ProLex: A Benchmark for Language Proficiency-oriented Lexical Substitution
Xuanming Zhang, Zixun Chen, Zhou Yu
TL;DR
ProLex tackles the gap in lexical substitution research by introducing language proficiency-aware substitutions and a dedicated benchmark. It combines a data pipeline from the TOEFL-11 learner corpus, grammar correction, and GPT-4 candidate generation with human judgments and CEFR-based filtering to yield final substitutes that are both contextually appropriate and at least as proficient as the target word. The work demonstrates that instruction-tuned open models on task-specific synthetic data can outperform zero-shot LLM prompts and approach the performance of GPT-4, validating the practicality of proficiency-oriented substitutions for language learners. By releasing ProLex and its methodology, the paper provides a resource to evaluate and develop systems that directly support vocabulary development and advanced writing for L2 learners.
Abstract
Lexical Substitution discovers appropriate substitutes for a given target word in a context sentence. However, the task fails to consider substitutes that are of equal or higher proficiency than the target, an aspect that could be beneficial for language learners looking to improve their writing. To bridge this gap, we propose a new task, language proficiency-oriented lexical substitution.
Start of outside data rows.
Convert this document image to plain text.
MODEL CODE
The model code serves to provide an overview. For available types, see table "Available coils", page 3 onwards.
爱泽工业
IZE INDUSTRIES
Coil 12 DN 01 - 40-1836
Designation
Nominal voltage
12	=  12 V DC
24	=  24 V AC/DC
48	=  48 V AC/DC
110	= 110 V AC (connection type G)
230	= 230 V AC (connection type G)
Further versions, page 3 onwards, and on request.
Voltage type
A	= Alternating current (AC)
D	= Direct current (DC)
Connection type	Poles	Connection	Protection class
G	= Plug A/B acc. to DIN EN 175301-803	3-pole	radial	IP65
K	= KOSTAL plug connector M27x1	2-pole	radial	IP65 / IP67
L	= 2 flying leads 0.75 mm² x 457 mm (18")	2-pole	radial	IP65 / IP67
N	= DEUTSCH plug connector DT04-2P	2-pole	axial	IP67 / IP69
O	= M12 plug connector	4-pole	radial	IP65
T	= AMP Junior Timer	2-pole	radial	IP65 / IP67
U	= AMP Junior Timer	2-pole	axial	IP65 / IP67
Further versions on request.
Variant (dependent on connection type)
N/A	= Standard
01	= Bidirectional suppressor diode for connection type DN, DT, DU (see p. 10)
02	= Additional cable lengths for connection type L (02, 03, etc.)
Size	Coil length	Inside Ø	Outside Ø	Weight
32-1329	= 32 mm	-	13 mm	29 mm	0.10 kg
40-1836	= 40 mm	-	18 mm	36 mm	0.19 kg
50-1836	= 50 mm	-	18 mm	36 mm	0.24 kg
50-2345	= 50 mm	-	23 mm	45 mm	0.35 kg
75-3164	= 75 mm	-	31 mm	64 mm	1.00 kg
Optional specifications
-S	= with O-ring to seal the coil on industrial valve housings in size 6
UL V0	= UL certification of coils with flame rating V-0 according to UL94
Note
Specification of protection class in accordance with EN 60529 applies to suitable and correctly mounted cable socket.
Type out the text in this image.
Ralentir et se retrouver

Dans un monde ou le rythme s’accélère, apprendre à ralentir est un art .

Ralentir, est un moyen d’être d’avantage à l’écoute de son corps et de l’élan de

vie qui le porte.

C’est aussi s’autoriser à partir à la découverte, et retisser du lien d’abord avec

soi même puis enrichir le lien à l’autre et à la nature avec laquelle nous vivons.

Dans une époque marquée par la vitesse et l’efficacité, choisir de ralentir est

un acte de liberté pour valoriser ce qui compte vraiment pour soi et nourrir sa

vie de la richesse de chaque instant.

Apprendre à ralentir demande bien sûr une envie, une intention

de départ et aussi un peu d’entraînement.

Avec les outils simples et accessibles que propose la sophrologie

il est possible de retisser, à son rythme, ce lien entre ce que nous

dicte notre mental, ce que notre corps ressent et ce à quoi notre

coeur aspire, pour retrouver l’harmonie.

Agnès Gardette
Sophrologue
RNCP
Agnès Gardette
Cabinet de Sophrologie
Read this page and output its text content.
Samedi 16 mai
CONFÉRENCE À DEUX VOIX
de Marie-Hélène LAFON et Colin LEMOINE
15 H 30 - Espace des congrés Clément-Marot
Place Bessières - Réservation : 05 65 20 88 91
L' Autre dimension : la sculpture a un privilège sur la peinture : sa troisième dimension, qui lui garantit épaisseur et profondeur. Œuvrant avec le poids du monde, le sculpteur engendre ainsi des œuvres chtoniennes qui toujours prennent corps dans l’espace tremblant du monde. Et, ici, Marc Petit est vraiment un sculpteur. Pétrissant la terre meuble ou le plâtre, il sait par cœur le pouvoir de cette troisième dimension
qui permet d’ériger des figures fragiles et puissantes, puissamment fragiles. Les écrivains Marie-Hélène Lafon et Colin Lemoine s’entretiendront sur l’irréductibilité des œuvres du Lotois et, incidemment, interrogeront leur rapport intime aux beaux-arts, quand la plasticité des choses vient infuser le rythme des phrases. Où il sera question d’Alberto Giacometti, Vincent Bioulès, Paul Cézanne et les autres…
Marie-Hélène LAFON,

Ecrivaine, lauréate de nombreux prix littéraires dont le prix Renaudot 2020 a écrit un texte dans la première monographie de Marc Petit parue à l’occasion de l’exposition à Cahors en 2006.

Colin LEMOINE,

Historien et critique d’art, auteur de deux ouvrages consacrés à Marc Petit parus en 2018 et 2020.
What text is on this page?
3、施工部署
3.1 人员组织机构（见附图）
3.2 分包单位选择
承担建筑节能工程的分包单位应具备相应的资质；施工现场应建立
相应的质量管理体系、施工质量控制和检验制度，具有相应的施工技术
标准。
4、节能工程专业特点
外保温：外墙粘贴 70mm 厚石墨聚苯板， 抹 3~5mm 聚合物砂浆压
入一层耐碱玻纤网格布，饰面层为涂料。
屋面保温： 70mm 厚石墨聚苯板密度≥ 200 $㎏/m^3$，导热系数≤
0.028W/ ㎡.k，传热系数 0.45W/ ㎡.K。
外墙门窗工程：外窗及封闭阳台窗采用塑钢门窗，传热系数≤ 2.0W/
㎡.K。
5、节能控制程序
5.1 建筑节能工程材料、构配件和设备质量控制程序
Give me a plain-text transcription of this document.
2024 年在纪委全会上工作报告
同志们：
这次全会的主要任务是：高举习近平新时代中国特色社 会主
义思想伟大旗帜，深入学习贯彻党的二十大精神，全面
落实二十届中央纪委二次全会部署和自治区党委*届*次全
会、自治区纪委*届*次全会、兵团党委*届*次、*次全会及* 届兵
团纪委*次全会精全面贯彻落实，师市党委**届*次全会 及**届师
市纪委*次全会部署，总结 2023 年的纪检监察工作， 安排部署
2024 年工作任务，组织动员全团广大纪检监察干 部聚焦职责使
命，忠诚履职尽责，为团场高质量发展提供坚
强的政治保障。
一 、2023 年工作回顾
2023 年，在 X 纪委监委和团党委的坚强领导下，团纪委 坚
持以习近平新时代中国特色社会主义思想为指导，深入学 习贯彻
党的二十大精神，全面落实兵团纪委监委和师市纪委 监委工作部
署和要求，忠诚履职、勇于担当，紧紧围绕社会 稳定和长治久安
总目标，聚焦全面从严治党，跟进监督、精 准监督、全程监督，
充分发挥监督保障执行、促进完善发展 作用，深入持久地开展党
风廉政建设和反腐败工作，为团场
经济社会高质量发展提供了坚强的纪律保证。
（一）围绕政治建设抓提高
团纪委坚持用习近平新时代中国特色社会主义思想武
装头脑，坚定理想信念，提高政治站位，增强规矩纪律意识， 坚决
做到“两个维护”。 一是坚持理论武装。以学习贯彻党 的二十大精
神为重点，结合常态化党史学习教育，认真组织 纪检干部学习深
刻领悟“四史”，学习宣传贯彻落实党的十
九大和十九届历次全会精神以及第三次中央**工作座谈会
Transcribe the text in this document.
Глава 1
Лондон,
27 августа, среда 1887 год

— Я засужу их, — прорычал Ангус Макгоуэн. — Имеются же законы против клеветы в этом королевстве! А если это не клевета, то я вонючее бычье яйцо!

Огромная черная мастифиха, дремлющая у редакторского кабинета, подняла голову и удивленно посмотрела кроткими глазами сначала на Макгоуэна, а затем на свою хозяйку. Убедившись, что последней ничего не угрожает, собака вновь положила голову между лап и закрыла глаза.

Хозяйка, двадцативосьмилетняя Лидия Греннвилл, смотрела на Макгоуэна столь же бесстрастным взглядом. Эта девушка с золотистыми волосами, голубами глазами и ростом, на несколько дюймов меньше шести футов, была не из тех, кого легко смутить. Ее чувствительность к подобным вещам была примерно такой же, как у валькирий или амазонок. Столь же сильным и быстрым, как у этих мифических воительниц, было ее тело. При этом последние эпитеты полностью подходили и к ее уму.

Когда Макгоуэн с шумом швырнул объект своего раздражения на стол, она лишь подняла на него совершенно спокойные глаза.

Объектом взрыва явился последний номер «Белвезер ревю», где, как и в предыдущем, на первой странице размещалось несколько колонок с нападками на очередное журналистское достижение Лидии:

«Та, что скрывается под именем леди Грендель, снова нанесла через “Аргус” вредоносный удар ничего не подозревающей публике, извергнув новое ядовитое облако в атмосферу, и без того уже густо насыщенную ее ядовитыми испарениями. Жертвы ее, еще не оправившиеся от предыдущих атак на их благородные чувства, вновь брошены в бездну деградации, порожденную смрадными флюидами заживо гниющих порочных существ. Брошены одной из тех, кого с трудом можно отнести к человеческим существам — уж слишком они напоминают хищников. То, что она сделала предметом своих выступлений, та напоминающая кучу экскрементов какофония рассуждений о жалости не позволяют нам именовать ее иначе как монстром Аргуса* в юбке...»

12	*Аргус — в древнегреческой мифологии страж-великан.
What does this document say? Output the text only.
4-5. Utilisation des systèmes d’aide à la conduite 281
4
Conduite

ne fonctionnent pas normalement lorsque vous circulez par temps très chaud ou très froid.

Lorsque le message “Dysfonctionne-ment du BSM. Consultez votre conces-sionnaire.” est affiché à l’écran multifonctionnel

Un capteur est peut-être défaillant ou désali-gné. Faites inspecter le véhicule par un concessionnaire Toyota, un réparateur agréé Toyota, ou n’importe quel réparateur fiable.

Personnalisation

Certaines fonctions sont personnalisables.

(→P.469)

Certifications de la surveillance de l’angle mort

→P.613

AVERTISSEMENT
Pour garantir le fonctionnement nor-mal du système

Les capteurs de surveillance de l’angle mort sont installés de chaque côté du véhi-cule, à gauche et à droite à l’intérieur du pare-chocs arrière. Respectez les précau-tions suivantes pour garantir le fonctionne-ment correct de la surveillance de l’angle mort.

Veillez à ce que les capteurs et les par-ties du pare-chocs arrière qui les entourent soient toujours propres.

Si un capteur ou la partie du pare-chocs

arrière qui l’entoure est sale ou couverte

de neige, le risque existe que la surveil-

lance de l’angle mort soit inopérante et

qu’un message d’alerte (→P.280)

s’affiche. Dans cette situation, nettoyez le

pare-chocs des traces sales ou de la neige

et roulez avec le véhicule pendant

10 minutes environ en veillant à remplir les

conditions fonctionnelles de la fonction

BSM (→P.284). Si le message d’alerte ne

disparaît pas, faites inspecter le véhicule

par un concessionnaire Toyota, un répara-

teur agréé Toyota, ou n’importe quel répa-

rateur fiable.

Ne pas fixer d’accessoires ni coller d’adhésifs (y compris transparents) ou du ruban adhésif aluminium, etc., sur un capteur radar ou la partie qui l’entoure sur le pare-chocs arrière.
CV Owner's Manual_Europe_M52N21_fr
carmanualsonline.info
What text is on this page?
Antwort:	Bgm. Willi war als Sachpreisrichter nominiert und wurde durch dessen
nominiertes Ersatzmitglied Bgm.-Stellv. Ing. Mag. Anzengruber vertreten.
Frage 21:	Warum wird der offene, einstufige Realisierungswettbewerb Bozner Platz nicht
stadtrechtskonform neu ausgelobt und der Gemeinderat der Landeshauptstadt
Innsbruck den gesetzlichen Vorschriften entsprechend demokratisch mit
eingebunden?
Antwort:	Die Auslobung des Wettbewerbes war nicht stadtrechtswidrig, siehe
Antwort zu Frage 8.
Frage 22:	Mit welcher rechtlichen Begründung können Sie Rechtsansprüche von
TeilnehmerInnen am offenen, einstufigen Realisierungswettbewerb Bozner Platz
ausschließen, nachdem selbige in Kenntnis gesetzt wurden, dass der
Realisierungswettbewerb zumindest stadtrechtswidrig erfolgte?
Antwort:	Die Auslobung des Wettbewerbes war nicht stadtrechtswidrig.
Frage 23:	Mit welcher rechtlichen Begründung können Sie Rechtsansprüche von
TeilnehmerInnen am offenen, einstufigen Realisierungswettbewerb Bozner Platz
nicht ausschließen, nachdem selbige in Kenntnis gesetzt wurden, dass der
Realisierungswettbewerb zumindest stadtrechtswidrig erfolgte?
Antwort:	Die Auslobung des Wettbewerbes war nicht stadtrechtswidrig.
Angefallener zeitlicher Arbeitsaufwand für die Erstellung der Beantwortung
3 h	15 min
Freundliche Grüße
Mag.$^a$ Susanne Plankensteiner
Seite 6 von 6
We also introduce ProLex, a novel benchmark designed to assess systems' ability to generate not only appropriate substitutes but also substitutes that demonstrate better language proficiency. Besides the benchmark, we propose models that can automatically perform the new task. We show that our best model, a Llama2-13B model fine-tuned with task-specific synthetic data, outperforms ChatGPT by an average of 3.2% in F-score and achieves comparable results with GPT-4 on ProLex.